Some additional things to remember when freezing cream soups include:

  • Not adding fresh herbs before freezing. It is better to add them later on when reheating the soup.
  • Removing any pasta in the soup before freezing it, or holding it back entirely, and adding freshly boiled pasta to the soup when reheating it.
  • Being careful with certain ingredients in your cream soup, such as potatoes, that have a tendency to soak up the moisture and fall apart during the freezing process.
  • Not fully cooking any green vegetables that you’d like to add to your cream soup, such as peas or beans, to avoid making them mushy during reheating, or adding them while reheating.

Related Questions

Now that you know all about freezing cream soups and the best way to go about it, here are a few additional questions you might have, along with the best ways to defrost and reheat them.
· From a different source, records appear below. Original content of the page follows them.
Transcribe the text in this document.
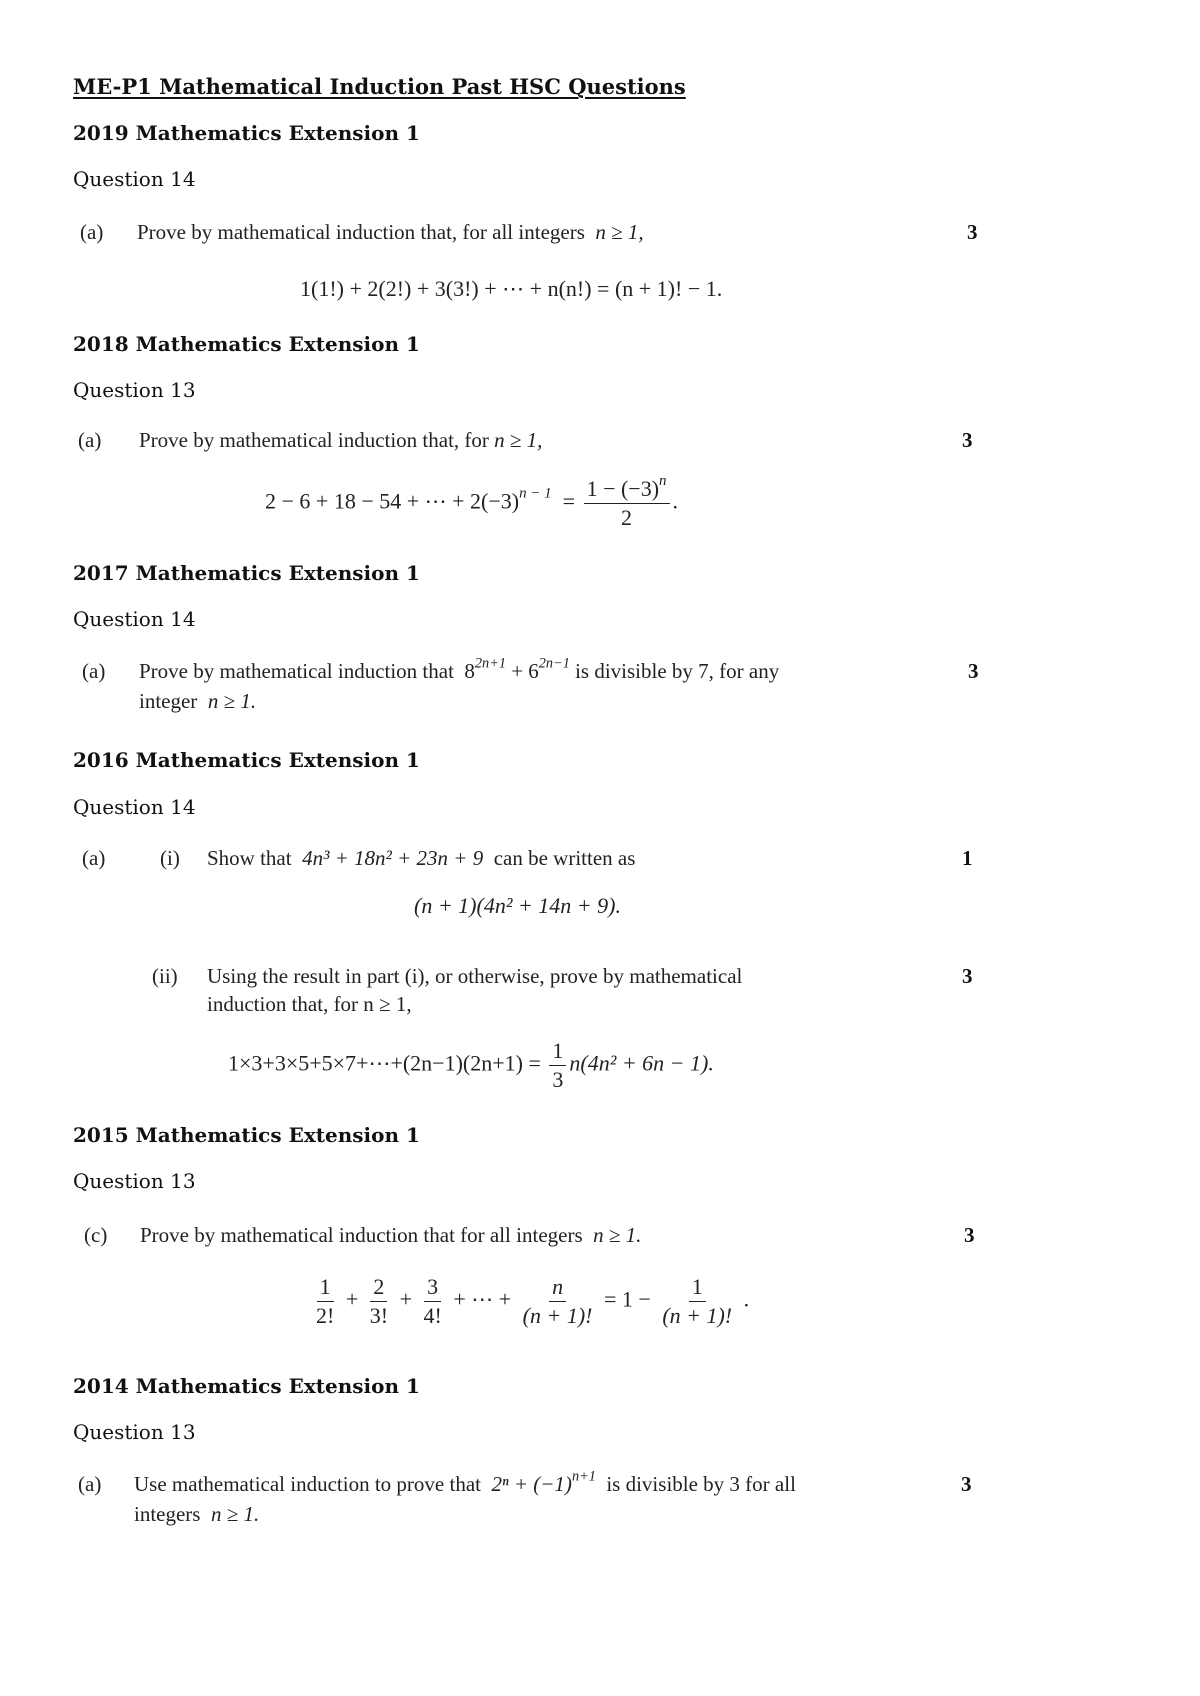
ME-P1 Mathematical Induction Past HSC Questions
2019 Mathematics Extension 1
Question 14
(a) Prove by mathematical induction that, for all integers n ≥ 1,	3
1(1!) + 2(2!) + 3(3!) + ⋯ + n(n!) = (n + 1)! − 1.
2018 Mathematics Extension 1
Question 13
(a) Prove by mathematical induction that, for n ≥ 1,	3
2 − 6 + 18 − 54 + ⋯ + $2(-3)^{n - 1} = \frac{1 - (-3)^n}{2}$ .
2017 Mathematics Extension 1
Question 14
(a) Prove by mathematical induction that $8^{2n+1} + 6^{2n-1}$ is divisible by 7, for any
integer n ≥ 1.
3
2016 Mathematics Extension 1
Question 14
(a)	(i) Show that 4n³ + 18n² + 23n + 9 can be written as	1
(n + 1)(4n² + 14n + 9).
(ii) Using the result in part (i), or otherwise, prove by mathematical
induction that, for n ≥ 1,
3
1×3+3×5+5×7+⋯+(2n−1)(2n+1) = $\frac{1}{3} n(4n^2 + 6n - 1)$.
2015 Mathematics Extension 1
Question 13
(c) Prove by mathematical induction that for all integers n ≥ 1.	3
$\frac{1}{2!} + \frac{2}{3!} + \frac{3}{4!}$ + ⋯ + $\frac{n}{(n + 1)!} = 1 - \frac{1}{(n + 1)!}$ .
2014 Mathematics Extension 1
Question 13
(a) Use mathematical induction to prove that $2^n + (-1)^{n+1}$ is divisible by 3 for all
integers n ≥ 1.
3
Can you freeze soups with milk?

Since milk and cream are both dairy products, they go through the same processes and are not the best ingredients to hold their shape and texture when frozen.

Soups with milk or cream both separate when frozen and take on a grainy texture when defrosted and reheated. Therefore, you need to follow the same tips and tricks for freezing soups with milk as you would for freezing cream soups.
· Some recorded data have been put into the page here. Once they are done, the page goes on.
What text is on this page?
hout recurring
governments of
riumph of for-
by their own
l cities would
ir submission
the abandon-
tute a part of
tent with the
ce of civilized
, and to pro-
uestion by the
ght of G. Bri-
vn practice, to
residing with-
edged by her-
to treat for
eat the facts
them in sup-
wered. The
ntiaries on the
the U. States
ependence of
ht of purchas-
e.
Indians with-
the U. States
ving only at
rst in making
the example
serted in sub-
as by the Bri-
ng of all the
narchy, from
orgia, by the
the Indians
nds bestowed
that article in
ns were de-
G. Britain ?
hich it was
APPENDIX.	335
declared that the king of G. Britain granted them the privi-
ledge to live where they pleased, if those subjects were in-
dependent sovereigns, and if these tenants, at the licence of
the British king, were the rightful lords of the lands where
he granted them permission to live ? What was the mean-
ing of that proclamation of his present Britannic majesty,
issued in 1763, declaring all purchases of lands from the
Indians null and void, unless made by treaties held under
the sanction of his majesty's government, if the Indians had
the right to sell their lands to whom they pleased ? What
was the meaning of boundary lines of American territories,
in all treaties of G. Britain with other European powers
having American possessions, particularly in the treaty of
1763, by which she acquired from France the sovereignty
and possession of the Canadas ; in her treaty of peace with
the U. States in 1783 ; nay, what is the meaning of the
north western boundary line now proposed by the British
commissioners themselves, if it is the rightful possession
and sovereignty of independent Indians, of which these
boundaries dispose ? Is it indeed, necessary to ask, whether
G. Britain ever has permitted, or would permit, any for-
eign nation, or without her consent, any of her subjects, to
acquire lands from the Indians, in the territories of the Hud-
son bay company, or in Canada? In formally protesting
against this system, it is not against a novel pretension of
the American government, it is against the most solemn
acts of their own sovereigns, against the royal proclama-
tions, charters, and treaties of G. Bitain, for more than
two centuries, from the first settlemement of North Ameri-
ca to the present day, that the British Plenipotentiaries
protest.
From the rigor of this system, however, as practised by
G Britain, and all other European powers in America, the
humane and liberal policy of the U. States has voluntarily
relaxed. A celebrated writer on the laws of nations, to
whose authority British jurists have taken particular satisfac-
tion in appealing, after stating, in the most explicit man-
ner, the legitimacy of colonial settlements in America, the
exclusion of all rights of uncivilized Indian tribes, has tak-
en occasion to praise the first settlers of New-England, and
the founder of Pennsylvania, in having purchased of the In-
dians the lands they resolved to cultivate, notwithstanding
How do you defrost and reheat frozen cream soups?

Defrosting and reheating frozen cream soups needs to be done slowly and carefully to minimize the separation process and to avoid any serious structural and textural changes.
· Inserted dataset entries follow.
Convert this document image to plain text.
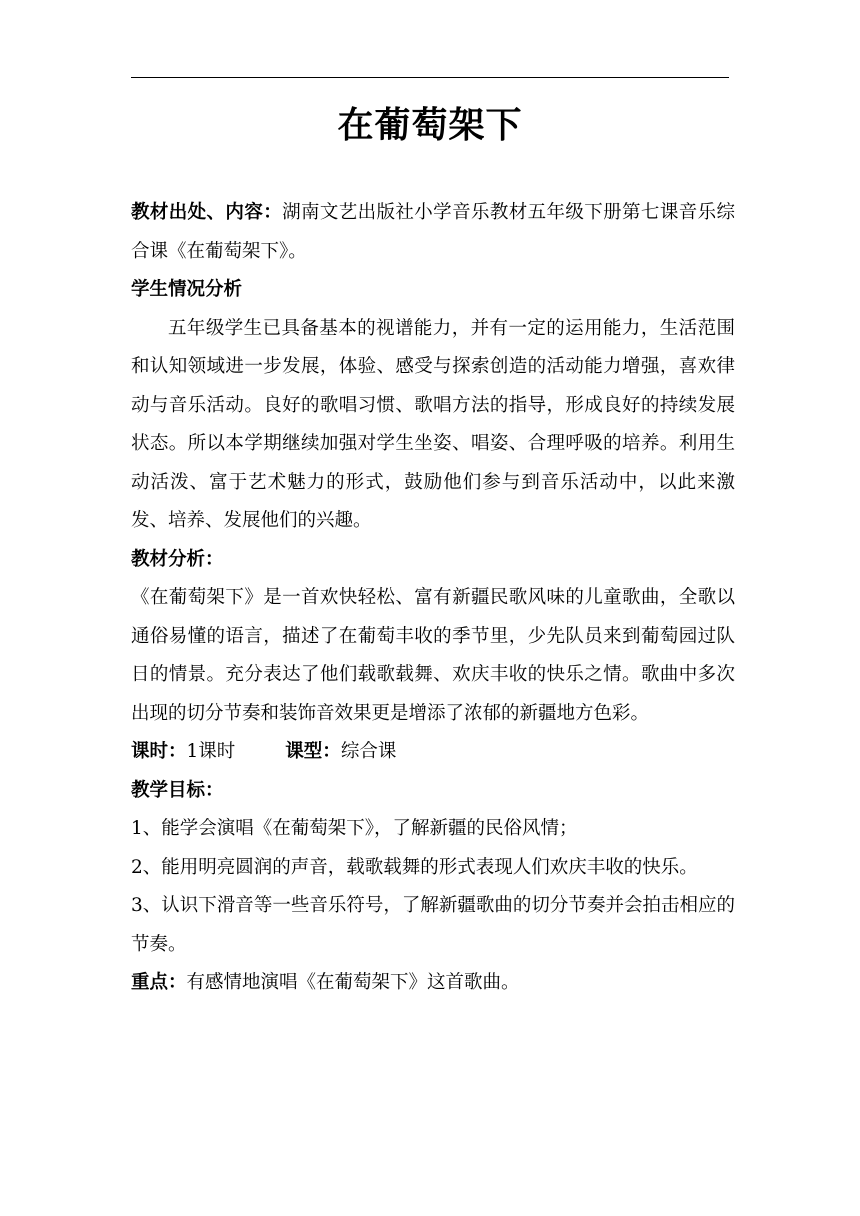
在葡萄架下

教材出处、内容：湖南文艺出版社小学音乐教材五年级下册第七课音乐综合课《在葡萄架下》。

学生情况分析

五年级学生已具备基本的视谱能力，并有一定的运用能力，生活范围和认知领域进一步发展，体验、感受与探索创造的活动能力增强，喜欢律动与音乐活动。良好的歌唱习惯、歌唱方法的指导，形成良好的持续发展状态。所以本学期继续加强对学生坐姿、唱姿、合理呼吸的培养。利用生动活泼、富于艺术魅力的形式，鼓励他们参与到音乐活动中，以此来激发、培养、发展他们的兴趣。

教材分析：

《在葡萄架下》是一首欢快轻松、富有新疆民歌风味的儿童歌曲，全歌以通俗易懂的语言，描述了在葡萄丰收的季节里，少先队员来到葡萄园过队日的情景。充分表达了他们载歌载舞、欢庆丰收的快乐之情。歌曲中多次出现的切分节奏和装饰音效果更是增添了浓郁的新疆地方色彩。

课时：1课时	课型：综合课

教学目标：

1、能学会演唱《在葡萄架下》，了解新疆的民俗风情；

2、能用明亮圆润的声音，载歌载舞的形式表现人们欢庆丰收的快乐。

3、认识下滑音等一些音乐符号，了解新疆歌曲的切分节奏并会拍击相应的节奏。

重点：有感情地演唱《在葡萄架下》这首歌曲。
Transfer the container or freezer bag with the cream soup into the refrigerator to allow it to thaw for a few hours, preferably overnight.

Once it has been defrosted, you may reheat it using one of two ways: over the stove or in the microwave. If it has separated, we recommend reheating it on the stove so that you can successfully combine the ingredients back together.

For the stovetop method, take out the defrosted soup in a saucepan and simmer it on low heat, stirring frequently to avoid burning. Do not put it on high flame.

If you feel that the soup is on the runnier side, you may make it thicker by adding cornstarch diluted in water, or arrowroot or agar-agar powder to get your desired consistency.

If you froze the soup without adding cream, now would be the right time to add it and simmer for a few minutes till it gets well incorporated into the soup.

If you choose to reheat the cream soup in a microwave, pour the defrosted soup into a microwave-safe bowl and heat it on high for 20 seconds. Give the soup a nice stir and repeat the process if necessary.

How do you add cream to hot soup?

Adding cream to soups gives them a rich flavor and heavy texture, whether it’s the popular cream of mushroom soup or a nice bowl of chowder.

However, when adding dairy products such as milk or cream into a soup, you have to be very careful or you run the risk of the cream curdling in the soup.

The first rule when adding cream to soup is to never do so when it is boiling since it will cause it to curdle.

Turn the heat to low and add the cream by stirring it slowly and mixing it with the soup. Measure out the cream and add as much as you require to get your desired taste and consistency.

You may taste it to ensure that you’re satisfied with the flavor and texture, and you may add more if need be. Turn off the stove and dish out in serving bowls to be served hot.

How long does cream soup last in the fridge?

Soups with cream and other dairy products can last in the fridge for up to 3 days. Depending on the ingredients in the soup, such as seafood, the time may be reduced to 1-2 days only.

Some soups (not cream-based ones) may last even longer to up to 1 week, depending on what’s in them and how well they are stored.